The court heard prosecutors are currently unaware who she sold the self-defence kits to, and the judge urged police to investigate so the weapons can be retrieved. Defending, Jeremy Barton said it 'beggars belief' that Thorn-Jones 'could be so naive', and she genuinely believed she wasn't acting illegally.
Mr Barton said she'd donated some of the proceeds of her business to Hands Off, a charity which supports women who have been sexually assaulted. He said Thorn-Jones suffered from depression as a child and underwent counselling.
"She realises how wrong what she has done is, she is remorseful and respectful of the law," Mr Barton said.
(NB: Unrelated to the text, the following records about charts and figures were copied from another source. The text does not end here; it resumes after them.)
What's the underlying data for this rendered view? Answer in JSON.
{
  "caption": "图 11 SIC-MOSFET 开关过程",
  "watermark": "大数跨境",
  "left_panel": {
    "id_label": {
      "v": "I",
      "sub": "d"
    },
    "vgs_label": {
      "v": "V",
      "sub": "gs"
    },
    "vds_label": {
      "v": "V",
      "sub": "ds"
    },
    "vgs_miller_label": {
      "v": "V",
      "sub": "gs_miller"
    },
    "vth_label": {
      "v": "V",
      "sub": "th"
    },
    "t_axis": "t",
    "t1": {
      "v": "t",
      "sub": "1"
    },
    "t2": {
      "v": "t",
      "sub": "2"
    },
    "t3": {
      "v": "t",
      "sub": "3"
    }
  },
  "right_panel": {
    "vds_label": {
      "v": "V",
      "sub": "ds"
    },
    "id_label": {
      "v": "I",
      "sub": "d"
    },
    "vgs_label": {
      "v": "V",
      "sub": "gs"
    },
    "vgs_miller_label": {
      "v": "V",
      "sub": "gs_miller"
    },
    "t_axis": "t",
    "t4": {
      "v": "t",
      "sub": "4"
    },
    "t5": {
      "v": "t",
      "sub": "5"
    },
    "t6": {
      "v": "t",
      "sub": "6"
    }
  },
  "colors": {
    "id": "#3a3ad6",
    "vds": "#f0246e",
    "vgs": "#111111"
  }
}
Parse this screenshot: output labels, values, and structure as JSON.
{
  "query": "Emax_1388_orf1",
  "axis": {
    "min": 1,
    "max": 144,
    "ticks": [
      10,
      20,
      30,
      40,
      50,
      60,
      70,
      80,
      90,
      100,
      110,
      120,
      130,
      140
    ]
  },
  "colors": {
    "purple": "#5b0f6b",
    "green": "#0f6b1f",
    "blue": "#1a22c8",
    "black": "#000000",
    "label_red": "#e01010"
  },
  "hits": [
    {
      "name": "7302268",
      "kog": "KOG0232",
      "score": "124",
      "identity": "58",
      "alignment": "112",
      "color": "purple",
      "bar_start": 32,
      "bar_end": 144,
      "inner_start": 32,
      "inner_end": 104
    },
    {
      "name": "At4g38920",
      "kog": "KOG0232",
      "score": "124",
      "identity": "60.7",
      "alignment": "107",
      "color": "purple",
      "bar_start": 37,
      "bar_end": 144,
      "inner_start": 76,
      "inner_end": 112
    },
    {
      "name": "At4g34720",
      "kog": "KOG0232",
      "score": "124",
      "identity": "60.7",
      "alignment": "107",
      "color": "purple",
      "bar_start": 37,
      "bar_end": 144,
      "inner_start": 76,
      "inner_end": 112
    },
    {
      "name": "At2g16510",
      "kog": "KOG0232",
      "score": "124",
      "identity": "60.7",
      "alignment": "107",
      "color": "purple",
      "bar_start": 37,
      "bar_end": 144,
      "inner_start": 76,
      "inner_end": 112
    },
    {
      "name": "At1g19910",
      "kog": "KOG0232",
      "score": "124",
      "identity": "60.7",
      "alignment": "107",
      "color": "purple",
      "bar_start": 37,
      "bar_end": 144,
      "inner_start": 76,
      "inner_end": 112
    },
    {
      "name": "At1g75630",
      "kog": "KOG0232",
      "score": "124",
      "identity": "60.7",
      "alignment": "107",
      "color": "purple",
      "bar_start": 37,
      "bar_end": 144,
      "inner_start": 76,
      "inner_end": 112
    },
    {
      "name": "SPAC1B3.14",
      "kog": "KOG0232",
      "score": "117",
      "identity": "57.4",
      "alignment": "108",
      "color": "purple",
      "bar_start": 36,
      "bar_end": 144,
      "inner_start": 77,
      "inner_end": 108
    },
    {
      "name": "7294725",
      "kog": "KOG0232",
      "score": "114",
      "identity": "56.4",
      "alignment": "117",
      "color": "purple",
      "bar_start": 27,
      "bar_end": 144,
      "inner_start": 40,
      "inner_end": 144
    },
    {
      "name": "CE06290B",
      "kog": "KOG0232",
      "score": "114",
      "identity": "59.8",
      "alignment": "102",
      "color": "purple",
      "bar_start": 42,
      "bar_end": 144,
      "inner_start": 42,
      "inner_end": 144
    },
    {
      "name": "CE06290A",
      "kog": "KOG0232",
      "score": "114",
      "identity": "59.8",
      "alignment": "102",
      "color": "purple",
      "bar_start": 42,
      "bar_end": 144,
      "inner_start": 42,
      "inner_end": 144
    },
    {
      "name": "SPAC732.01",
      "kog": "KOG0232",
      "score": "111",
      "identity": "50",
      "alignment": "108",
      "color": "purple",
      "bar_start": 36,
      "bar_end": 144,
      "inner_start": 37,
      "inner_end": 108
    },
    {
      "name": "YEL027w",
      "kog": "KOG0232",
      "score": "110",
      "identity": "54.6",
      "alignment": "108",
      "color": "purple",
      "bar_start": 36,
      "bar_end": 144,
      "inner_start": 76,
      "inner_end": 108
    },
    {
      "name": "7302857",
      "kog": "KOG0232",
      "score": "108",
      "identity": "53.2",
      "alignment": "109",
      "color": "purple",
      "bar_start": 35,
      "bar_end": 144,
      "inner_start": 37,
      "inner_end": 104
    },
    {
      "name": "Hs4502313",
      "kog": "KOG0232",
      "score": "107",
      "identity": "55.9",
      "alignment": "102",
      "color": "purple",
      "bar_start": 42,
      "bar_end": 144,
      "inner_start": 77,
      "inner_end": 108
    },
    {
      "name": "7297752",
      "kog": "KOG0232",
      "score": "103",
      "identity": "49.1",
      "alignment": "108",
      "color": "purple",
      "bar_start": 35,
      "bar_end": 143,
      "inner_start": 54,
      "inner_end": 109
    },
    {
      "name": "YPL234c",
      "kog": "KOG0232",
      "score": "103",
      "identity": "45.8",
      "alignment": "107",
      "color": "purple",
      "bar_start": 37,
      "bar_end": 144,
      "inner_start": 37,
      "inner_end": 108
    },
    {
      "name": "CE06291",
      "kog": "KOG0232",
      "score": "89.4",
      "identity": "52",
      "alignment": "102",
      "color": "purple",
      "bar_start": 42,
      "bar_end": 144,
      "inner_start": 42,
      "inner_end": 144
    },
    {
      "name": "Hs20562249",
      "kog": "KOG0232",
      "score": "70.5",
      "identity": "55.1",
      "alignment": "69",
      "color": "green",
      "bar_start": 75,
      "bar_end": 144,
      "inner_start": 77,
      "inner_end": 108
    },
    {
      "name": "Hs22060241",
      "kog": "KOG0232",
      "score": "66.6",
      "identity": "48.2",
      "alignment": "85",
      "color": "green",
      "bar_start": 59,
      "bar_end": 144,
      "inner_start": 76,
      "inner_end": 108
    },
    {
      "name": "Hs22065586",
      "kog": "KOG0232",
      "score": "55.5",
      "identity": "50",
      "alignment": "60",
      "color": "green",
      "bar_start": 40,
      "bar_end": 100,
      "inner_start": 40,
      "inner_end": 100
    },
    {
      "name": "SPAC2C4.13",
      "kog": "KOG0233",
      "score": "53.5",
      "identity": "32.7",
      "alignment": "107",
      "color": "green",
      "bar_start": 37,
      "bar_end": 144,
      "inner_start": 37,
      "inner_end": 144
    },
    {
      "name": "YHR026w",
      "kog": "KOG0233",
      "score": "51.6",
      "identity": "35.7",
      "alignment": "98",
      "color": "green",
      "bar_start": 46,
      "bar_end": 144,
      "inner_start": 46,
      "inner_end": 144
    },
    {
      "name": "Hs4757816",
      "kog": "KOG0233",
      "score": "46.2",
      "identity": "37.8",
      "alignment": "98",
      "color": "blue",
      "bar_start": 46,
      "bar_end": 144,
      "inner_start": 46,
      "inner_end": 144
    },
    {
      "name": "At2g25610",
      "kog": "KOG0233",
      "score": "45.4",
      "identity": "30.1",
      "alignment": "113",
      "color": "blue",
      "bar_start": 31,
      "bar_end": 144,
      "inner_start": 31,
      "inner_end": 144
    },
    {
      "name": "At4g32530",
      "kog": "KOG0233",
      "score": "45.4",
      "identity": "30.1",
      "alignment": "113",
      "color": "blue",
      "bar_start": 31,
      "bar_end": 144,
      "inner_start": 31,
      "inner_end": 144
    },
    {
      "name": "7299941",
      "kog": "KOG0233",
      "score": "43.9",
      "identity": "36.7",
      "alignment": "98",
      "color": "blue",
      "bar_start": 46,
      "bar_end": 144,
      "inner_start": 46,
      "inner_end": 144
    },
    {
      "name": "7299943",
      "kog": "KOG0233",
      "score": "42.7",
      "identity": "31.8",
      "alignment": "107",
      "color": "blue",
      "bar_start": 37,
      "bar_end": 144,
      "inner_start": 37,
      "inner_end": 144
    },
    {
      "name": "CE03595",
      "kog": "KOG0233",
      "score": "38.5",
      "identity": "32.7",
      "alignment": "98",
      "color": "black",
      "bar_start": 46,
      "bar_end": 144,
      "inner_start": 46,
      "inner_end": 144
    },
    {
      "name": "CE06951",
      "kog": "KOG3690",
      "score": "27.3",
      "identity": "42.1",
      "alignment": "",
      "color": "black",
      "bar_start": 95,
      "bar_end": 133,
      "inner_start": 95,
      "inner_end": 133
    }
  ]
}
Judge Johnston told Thorn-Jones: "There is in my judgement a terrible irony, that this business presented a turning point in your life in that it gave you a sense of purpose and achievement, against a background of mental health frailty, anxiety and depression, but has now had the consequences that you are here to be sentenced before me for very serious offences."
Thorn-Jones has not been in trouble with the law before and her crimes were 'wholly out of character', the judge said. She ruled it would be 'arbitrary and disproportionate' to send Thorn-Jones to jail, and instead handed her a two year prison sentence, suspended for 18 months, as well as unpaid work.
"Your intention was to keep women safe, in the absence of any knowledge that these items were illegal," the judge said. Thorn-Jones, of Drake Avenue, Wythenshawe, pleaded guilty to possessing CS gas with intent to sell and possessing bladed articles with intent to sell.